Researchers from the University of Hertfordshire have developed a new algorithm that will allow robots to function more intuitively—that is, make decisions using their environment for guidance.
The principle is that, through the algorithm, the robot agent creates its own goals.
For the first time, the algorithm unifies different goal-setting approaches under one concept which is tied directly to physics, and it furthermore makes this computation transparent so that others can study and adopt it.
The principle of the algorithm is related to the famous chaos theory, because the method makes the agent “master of the chaos of the system’s dynamics.”
The study has been published in the journal PRX Life. Herts researchers explored robot “motivation models” that mimic the decision-making processes of humans and animals, even in the absence of clear reward signals.
The study introduces artificial intelligence (AI) formulas that compute a way for a robot to decide future actions without direct instructions or human input.
Daniel Polani, Professor of Computer Science and senior author explains, “In an applied sense, what this could mean, for example, is getting a robot to play and manipulate objects on its own without being told to do so.
“It could enhance the way robots learn to interact both with humans and with other robots by encouraging more ‘natural’ behaviors and interactions.
“This has further applications—such as the survivability behavior of semiautonomous robots placed in situations where they are unreachable by a human operator, such as in subterranean or interplanetary locations.”
In humans and animals, one theory assumes the existence of an “intrinsic motivation,” where behaviors are driven only by the interaction between the being and its environment rather than by specific learned rewards, such as food. This paper successfully translates that “intrinsic motivation” theory into one that can be used by robotic agents.
Professor Polani adds, “This work is exciting because we can now implement a mechanism, similarly to those helping humans and animals solve new problems without prior experience, in robots.
“We expect that we can build on this work to develop more human-like robots in the future with more intuitive processes.

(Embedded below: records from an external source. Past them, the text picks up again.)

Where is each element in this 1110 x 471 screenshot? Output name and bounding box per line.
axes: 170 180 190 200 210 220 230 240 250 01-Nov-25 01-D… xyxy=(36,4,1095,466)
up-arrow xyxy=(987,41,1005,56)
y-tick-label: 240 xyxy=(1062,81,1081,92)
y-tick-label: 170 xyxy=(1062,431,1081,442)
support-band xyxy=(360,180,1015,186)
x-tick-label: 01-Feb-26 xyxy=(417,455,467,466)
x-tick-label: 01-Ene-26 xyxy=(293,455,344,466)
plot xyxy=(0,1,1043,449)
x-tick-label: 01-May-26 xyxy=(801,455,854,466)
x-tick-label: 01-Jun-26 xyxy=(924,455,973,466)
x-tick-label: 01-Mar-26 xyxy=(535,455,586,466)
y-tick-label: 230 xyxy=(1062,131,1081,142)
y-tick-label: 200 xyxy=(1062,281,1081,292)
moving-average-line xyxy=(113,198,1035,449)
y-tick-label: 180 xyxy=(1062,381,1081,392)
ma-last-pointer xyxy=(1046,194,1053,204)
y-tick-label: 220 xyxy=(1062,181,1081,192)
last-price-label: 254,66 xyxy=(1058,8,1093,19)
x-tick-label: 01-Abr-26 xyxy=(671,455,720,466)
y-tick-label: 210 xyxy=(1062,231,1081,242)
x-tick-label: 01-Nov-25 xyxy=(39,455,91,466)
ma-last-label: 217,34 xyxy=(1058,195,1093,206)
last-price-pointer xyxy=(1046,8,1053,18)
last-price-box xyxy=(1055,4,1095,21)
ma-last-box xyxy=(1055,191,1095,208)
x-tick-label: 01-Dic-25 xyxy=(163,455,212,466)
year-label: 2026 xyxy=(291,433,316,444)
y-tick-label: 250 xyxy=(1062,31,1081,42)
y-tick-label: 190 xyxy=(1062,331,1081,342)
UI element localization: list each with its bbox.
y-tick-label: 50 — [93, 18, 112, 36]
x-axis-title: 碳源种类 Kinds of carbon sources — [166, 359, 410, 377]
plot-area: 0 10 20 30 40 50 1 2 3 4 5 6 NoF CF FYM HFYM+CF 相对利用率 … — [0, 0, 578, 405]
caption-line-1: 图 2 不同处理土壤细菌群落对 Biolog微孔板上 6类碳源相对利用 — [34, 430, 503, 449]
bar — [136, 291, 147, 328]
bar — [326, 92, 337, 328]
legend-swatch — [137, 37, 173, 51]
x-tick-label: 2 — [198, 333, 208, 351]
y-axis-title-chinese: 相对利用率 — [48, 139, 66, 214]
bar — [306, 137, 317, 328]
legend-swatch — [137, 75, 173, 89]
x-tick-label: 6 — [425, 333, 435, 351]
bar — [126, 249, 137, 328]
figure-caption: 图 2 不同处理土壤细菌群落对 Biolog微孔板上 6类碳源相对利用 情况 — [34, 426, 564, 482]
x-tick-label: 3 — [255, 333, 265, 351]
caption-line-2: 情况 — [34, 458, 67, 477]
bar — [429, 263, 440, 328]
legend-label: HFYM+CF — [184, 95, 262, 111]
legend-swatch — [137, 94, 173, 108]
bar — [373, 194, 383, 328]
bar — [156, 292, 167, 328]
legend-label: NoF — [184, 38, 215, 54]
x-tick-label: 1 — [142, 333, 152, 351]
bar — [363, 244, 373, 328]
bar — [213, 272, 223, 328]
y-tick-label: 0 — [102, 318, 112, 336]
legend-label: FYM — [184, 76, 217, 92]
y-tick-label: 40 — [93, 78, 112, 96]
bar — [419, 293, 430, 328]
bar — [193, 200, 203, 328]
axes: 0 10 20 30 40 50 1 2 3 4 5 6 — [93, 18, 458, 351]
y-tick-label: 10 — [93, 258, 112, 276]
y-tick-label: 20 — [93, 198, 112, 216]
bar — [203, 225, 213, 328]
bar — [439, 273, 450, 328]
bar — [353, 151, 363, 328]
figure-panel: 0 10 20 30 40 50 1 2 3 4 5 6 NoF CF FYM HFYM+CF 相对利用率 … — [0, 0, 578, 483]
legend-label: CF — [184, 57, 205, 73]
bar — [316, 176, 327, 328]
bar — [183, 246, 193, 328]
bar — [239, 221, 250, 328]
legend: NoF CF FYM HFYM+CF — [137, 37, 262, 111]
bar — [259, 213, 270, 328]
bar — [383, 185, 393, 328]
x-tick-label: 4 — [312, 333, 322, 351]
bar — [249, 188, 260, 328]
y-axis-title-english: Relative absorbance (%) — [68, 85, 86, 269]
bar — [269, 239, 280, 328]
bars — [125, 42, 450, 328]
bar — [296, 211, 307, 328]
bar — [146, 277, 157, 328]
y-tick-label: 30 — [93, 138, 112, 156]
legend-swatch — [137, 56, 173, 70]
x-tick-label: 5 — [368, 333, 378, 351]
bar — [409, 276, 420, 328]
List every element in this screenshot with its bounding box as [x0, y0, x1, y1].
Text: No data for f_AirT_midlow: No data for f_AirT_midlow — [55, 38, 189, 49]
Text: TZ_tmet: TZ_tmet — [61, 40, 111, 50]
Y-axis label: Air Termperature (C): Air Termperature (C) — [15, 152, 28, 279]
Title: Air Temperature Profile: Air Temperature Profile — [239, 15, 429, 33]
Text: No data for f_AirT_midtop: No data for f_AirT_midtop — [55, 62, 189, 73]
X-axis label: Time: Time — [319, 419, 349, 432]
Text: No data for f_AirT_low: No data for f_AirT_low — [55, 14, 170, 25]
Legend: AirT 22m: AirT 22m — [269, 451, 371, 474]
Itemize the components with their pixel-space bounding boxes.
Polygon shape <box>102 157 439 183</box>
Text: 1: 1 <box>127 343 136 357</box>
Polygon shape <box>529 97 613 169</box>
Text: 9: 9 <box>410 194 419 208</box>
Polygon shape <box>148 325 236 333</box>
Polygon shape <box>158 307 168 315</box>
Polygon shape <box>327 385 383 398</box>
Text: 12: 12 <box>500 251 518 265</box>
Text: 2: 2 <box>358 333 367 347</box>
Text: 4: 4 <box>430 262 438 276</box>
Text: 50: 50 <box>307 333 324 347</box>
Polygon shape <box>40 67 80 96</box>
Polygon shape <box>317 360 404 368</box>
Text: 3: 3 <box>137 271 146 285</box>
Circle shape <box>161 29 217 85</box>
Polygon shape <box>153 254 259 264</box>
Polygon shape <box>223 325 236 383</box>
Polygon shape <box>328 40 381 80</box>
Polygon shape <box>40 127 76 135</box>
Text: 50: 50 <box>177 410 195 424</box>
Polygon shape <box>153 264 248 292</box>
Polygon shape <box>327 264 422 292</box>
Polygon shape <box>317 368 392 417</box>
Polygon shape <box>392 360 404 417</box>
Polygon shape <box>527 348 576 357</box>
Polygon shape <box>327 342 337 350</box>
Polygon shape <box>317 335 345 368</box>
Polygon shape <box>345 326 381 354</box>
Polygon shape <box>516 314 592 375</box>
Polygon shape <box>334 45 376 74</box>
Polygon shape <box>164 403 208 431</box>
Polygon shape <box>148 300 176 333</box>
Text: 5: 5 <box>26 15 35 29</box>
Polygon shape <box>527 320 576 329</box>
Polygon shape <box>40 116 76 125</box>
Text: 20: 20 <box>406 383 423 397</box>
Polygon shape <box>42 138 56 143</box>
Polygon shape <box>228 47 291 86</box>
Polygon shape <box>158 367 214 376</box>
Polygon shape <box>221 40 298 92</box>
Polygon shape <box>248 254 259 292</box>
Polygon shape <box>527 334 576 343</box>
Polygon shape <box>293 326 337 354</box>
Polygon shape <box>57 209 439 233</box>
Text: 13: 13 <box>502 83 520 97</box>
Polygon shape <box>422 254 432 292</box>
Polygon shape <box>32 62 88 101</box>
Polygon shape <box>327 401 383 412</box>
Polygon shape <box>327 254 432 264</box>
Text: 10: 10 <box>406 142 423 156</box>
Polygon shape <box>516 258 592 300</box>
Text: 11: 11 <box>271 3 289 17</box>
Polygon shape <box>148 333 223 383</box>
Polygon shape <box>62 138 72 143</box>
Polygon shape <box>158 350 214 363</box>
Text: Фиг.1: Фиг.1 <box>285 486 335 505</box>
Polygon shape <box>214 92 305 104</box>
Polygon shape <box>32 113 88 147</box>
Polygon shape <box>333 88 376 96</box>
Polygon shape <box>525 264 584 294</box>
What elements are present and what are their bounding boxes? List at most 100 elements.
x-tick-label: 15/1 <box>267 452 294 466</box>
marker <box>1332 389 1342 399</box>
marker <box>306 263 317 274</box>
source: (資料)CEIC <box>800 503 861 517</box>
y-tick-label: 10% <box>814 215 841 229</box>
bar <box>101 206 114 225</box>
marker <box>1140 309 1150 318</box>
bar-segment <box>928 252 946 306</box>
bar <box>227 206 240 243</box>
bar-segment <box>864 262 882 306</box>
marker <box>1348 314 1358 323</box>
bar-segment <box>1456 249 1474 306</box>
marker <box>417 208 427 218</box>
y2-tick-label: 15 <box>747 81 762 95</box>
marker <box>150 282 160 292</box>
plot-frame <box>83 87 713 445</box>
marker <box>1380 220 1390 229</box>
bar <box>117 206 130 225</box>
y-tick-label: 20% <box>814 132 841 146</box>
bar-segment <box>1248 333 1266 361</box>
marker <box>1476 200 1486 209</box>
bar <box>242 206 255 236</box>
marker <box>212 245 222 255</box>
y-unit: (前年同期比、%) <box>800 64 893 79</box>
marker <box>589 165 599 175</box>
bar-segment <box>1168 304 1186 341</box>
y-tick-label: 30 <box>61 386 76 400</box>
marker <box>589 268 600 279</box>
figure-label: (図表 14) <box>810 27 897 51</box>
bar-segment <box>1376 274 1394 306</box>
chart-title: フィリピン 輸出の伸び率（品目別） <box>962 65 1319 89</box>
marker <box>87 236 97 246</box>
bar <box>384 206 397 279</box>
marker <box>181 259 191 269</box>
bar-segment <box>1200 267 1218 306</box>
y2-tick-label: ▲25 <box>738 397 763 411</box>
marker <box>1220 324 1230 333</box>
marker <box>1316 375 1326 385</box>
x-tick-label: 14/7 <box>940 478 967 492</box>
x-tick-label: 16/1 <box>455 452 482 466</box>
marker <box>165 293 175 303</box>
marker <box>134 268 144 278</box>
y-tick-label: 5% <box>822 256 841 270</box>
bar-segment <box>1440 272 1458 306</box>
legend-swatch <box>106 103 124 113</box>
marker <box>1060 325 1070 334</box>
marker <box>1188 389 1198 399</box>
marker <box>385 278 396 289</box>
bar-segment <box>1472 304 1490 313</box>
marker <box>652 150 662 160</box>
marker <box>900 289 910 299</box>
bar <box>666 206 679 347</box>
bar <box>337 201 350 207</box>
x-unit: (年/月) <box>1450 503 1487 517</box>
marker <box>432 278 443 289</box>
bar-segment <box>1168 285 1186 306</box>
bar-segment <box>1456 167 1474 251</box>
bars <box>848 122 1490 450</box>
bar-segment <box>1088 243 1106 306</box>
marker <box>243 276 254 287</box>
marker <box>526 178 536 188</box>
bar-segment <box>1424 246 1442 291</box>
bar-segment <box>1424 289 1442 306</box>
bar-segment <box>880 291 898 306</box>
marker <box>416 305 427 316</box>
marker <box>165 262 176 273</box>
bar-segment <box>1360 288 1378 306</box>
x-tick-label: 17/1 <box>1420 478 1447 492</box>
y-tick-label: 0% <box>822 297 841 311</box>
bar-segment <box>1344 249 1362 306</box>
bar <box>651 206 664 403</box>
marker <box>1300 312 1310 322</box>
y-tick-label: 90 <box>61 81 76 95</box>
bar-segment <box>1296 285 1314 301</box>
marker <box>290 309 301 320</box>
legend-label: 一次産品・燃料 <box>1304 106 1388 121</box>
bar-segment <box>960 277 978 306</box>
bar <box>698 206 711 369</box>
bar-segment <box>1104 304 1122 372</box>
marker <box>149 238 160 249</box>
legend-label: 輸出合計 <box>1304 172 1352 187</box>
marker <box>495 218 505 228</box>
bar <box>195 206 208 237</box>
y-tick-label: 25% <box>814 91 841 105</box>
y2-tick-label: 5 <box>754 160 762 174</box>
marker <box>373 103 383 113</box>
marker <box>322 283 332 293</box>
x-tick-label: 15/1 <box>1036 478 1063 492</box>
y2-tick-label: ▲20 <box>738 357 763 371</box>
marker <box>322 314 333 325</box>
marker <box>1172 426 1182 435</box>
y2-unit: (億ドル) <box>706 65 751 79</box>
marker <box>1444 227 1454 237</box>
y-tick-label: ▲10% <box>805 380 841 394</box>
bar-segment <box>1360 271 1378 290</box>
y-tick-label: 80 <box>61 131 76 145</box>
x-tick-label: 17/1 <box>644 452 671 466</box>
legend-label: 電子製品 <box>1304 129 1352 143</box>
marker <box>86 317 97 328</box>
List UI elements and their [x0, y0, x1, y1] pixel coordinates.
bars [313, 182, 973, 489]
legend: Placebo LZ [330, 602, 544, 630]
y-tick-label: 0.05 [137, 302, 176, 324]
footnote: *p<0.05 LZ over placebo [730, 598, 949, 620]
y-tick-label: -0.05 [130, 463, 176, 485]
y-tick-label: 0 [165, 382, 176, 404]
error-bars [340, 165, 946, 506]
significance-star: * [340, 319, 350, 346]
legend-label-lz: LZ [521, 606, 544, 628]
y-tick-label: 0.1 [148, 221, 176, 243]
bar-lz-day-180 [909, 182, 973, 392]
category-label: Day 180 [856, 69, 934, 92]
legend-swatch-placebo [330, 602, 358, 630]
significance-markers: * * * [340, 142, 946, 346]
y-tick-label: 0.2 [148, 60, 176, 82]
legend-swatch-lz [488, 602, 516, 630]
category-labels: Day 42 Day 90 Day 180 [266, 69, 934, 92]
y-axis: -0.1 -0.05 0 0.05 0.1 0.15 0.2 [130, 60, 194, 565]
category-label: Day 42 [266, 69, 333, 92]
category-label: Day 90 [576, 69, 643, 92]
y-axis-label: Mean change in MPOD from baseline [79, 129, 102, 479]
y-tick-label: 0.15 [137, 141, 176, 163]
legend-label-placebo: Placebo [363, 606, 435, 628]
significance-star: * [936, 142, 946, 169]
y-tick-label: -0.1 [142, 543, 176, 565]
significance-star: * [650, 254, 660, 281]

It opens up a huge opportunity for more sophisticated robots with similar decision processes to us.”
The theory underlying this paper, called “empowerment maximization,” has been developed at Herts for many years. It suggests that by increasing the range of future outcomes, a robot will have better options also in the longer future. Importantly, this method replaces and thus possibly obviates traditional reward systems (e.g. food signals).
While empowerment maximization has shown promise, it is not yet fully understood or widely applied. Most studies used to rely on simulations, while meticulously calculating the necessary information for complex systems and the theory remains challenging.
However, this latest innovative research aims to explain why empowerment-based motivations can create behaviors similar to those of living organisms, potentially leading to more intrinsically motivated robots; and it additionally offers a significantly improved way to compute these motivations.
Professor Polani says the next steps are to use this breakthrough algorithm to allow robots to discover more about the world, developing direct learning and identifying and honing new skills that would drive their value in real-world scenarios.